LAWS(KER)-1956-1-1

AYYAN KRISHNAN Vs. KUNJIKUTTY AMMA LEKSHMIKUTTY AMMA

Decided On January 24, 1956
AYYAN KRISHNAN Appellant
V/S
KUNJIKUTTY AMMA LEKSHMIKUTTY AMMA Respondents

JUDGEMENT

(1.) The second appeal arises from a redemption suit. The appellant was impleaded as a respondent before the lower appellate court and in second appeal his counsel has urged before us three points, namely, (i) the lower appellate court went wrong in allowing redemption when both that court and the Trial Court had found that the suit was brought prematurely; (ii) that the lower appellate courtss order regarding mesne profits is wrong and (iii) the order as to costs is also wrong.

(2.) The suit giving rise to the second appeal was brought in 1119 but the courts below have concurrently found that the mortgagee was entitled to remain in possession till 1.7.1127, that is, 12 years from the date they paid renewal fee to the jenmi. The period, however, expired while the appeal was pending before the lower appellate court and that court therefore permitted redemption in reversal of the Trial Courts decree refusing redemption. Learned counsel for the appellant stated that it was improper on the part of the lower appellate court to have done that. Every other contention of the mortgagee to resist the claim for redemption was repelled by both the courts and in a case where no injustice would result by granting a decree on the basis of a cause of action that arose during the pendency of the appeal we fail to see how the lower appellate court went wrong in exercising its discretion to take notice to that subsequent event as pass a decree. To quote Mukherjea, J. (as he then was) from AIR 1946 Calcutta 118 at 120 Undoubtedly the appellate Court is entitled to look into subsequent events for the purpose of doing complete justice to the parties and in particular, for avoiding further litigation. We are therefore of the view that the lower appellate court is not wrong in having allowed redemption without driving the plaintiff to a fresh suit in that behalf. The first point urged in the second appeal therefore fails.

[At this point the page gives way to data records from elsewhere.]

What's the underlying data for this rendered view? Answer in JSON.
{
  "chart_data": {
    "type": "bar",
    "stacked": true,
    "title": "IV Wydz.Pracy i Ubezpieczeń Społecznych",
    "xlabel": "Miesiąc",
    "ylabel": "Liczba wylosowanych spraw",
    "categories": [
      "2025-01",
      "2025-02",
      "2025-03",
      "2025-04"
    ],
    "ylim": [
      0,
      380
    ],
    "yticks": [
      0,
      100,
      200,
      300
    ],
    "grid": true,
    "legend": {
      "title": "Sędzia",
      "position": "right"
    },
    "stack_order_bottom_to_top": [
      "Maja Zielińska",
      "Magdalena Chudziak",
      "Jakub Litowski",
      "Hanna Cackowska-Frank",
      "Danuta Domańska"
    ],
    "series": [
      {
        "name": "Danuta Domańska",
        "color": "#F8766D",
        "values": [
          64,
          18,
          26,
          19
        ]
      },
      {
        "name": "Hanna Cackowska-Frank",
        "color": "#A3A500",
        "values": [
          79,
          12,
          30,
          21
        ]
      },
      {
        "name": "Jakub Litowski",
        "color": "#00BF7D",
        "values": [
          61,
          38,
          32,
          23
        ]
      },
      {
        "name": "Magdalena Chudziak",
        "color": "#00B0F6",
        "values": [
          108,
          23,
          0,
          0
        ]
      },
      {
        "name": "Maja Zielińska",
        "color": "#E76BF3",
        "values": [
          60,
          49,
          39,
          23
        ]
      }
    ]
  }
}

(3.) The lower appellate court has allowed the plaintiff to realise mesne profits from the date of the suit. This is clearly wrong especially when the cause of action arose during the pendency of the appeal before that court. The respondents counsel urged that his client was entitled to mesne profits at least from the date of the expiration of the 12 years from 1.7.1115, but we cannot agree to that either. Notwithstanding the expiration of the period the lower appellate court could have dismissed the appeal confirming the lower courts decree refusing to grant redemption. Admittedly all the amounts due to the defendants had been paid into the Trial Court. The property constitutes paddy lands and no question of any improvements arose. In our opinion, the proper date from which the plaintiff can be held to be entitled to recover mense profits from the defendants will be the date on which the lower appellate court passed its decree, namely, 29.9.1952. The decree for mesne profits passed by the lower appellate court will therefore stand modified accordingly.